Calix Inc (CALX)
Cash conversion cycle
Dec 31, 2024 | Dec 31, 2023 | Dec 31, 2022 | Dec 31, 2021 | Dec 31, 2020 | ||
---|---|---|---|---|---|---|
Days of inventory on hand (DOH) | days | 99.21 | 93.12 | 125.91 | 100.50 | 69.57 |
Days of sales outstanding (DSO) | days | — | — | — | — | — |
Number of days of payables | days | — | — | — | — | — |
Cash conversion cycle | days | 99.21 | 93.12 | 125.91 | 100.50 | 69.57 |
December 31, 2024 calculation
Cash conversion cycle = DOH + DSO – Number of days of payables
= 99.21 + — – —
= 99.21
The cash conversion cycle is a key metric that indicates the time it takes for a company to convert its investments in inventory and other resources into cash flows from sales. Analyzing the cash conversion cycle of Calix Inc from the provided data reveals some interesting insights.

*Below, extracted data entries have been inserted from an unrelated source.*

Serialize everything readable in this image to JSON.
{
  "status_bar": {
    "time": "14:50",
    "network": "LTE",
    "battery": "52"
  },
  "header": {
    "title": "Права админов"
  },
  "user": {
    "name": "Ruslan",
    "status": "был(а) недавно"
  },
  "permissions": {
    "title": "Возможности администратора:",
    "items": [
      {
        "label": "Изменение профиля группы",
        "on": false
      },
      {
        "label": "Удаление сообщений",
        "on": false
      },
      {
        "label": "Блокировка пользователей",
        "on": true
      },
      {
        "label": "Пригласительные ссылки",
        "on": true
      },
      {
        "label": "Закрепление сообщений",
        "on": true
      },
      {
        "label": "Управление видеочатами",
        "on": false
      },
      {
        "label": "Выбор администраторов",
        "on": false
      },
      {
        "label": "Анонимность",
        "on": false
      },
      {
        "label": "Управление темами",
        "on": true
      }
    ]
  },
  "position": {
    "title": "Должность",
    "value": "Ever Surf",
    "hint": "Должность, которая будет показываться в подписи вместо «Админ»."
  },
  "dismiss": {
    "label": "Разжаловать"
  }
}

1. In December 31, 2020, Calix Inc had a cash conversion cycle of 69.57 days. This suggests that the company was efficient in managing its working capital during that period, with a relatively quick conversion of inventory into sales and then into cash.
2. However, by December 31, 2021, the cash conversion cycle increased to 100.50 days. This indicates that Calix Inc took longer to turn its resources into cash, which may imply potential issues in inventory management or collection of receivables.
3. The trend continues with a further increase in the cash conversion cycle to 125.91 days by December 31, 2022. This significant rise may signal inefficiencies in the company's operations or challenges in managing its working capital effectively.
4. Despite the sharp increase in 2022, there was a slight improvement in the cash conversion cycle by December 31, 2023, standing at 93.12 days. This improvement suggests that the company may have implemented strategies to optimize its working capital management.
5. Finally, by December 31, 2024, the cash conversion cycle was 99.21 days, indicating a slight increase from the previous year. Although it was lower than the peak in 2022, Calix Inc might still need to focus on improving its efficiency in converting resources to cash.
In conclusion, the fluctuation in Calix Inc's cash conversion cycle over the years indicates varying levels of working capital management effectiveness. Continuous monitoring and improvement in managing inventory, accounts receivable, and accounts payable are crucial for optimizing the cash conversion cycle and enhancing the company's overall financial performance.